O legado de Amorim mede-se também pela mensagem que deixa a um futebol cada vez mais curto de memória e de coragem — Foto: IMAGO
O legado de Amorim mede-se também pela mensagem que deixa a um futebol cada vez mais curto de memória e de coragem — Foto: IMAGO

Ruben Amorim e a resistência que desafiou a cultura descartável do futebol moderno

'Tribuna livre' é um espaço de opinião em A BOLA aberto ao exterior, este da responsabilidade de João Rodrigues dos Santos, professor de Economia do Desporto e Coordenador Científico da área de Economia e Gestão da Universidade Europeia

 

No turbilhão de decisões rápidas que hoje dominam o futebol de alto nível, poucas histórias representam tão bem a tensão entre autenticidade e descartabilidade como a de Ruben Amorim no Manchester United.

O despedimento de Ruben Amorim do Manchester United não é só mais um episódio na longa lista de separações rápidas entre clubes e treinadores. No futebol contemporâneo, o tempo deixou de ser um aliado e a convicção passou a ser vista como um risco, não como uma virtude. O antigo treinador do Sporting desafiou tudo isto.

Amorim chegou a um dos palcos mais exigentes do mundo com aquilo que sempre o definiu. Chegou com ideias claras, uma identidade assumida e a coragem de não abdicar do que acredita. Num futebol cada vez mais formatado, onde se pede aos treinadores que se adaptem ao ruído, à urgência e à pressão externa, o técnico português escolheu resistir. Resistir às soluções fáceis. Resistir à tentação de diluir a sua visão em nome de uma sobrevivência confortável.

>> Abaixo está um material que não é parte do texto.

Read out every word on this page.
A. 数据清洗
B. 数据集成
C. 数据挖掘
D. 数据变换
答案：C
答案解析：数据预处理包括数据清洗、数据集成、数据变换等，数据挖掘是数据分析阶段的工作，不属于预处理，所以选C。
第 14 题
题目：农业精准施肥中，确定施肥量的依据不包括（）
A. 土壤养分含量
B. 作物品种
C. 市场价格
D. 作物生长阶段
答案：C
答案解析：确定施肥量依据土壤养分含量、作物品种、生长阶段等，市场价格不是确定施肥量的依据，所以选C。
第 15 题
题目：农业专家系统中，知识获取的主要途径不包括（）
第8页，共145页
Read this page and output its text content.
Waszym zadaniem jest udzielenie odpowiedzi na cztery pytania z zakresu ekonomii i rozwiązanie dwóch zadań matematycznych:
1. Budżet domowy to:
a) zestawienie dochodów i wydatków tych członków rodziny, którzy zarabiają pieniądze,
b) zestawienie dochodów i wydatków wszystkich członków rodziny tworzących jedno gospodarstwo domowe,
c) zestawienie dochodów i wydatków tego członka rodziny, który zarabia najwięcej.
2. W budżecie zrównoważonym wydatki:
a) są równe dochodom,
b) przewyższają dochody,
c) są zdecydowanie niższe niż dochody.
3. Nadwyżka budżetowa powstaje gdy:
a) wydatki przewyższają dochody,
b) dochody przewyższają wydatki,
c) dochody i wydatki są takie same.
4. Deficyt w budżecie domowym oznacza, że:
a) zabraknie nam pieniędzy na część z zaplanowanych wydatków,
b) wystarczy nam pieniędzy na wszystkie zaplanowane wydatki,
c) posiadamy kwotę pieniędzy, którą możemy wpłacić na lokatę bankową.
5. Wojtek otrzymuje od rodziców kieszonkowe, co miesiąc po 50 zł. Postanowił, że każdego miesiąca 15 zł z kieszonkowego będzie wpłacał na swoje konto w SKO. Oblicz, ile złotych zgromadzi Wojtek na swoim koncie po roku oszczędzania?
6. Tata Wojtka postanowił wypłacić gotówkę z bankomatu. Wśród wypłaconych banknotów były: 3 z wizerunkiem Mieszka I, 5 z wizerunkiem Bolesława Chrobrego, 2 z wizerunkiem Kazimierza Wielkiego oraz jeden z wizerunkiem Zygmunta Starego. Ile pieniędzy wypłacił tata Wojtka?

Essa resistência tem um custo. Teve-o em Inglaterra, como tantas vezes teve noutras geografias e noutras carreiras. Mas é precisamente aí que reside o seu valor. Porque, num tempo em que os treinadores são tratados como peças substituíveis, Amorim lembrou que liderar não é apenas reagir aos resultados, mas sustentar um caminho, mesmo quando ele é incómodo.

O futebol moderno habituou-se a confundir paciência com fraqueza e coerência com teimosia. Exige-se impacto imediato. Neste cenário, a figura do treinador transformou-se num amortecedor de frustrações, alguém que se troca para dar a sensação de mudança, ainda que o problema raramente se resolva apenas com essa decisão.

Ruben Amorim recusou esse papel passivo. Assumiu responsabilidades, enfrentou o desgaste e manteve-se fiel a uma ideia de jogo e de liderança que não se constrói ao sabor de cada resultado. Essa postura, hoje rara, pode não garantir longevidade imediata, mas constrói algo mais duradouro. Constrói credibilidade.

O legado de Amorim não se mede apenas pelo que conseguiu ou deixou por alcançar. Mede-se pela mensagem que deixa a um futebol cada vez mais curto de memória e de coragem. A mensagem de que é possível chegar ao topo sem abdicar da identidade. De que o treinador não tem de ser um gestor do medo, mas um defensor de princípios.

Talvez o futuro do futebol precise exatamente de menos pressa em descartar e de mais capacidade de compreender processos. Menos obsessão pelo imediato e mais respeito pelo tempo que o jogo exige. Se assim for, a passagem de Amorim por Manchester não terá sido em vão. Terá sido um lembrete de que, mesmo quando o sistema empurra para a conformidade, há valor em resistir.

Ruben Amorim sai de cena, mas deixa uma marca clara. Num futebol que trata treinadores como descartáveis, resistir pode ser, afinal, o ato mais transformador de todos.

Nenhuma carreira se mede apenas pelos troféus erguidos, mas também pela forma como, perante adversidades, um treinador defende as suas convicções e influencia positivamente aqueles ao seu redor. Nisso, Ruben Amorim deixa um legado ímpar.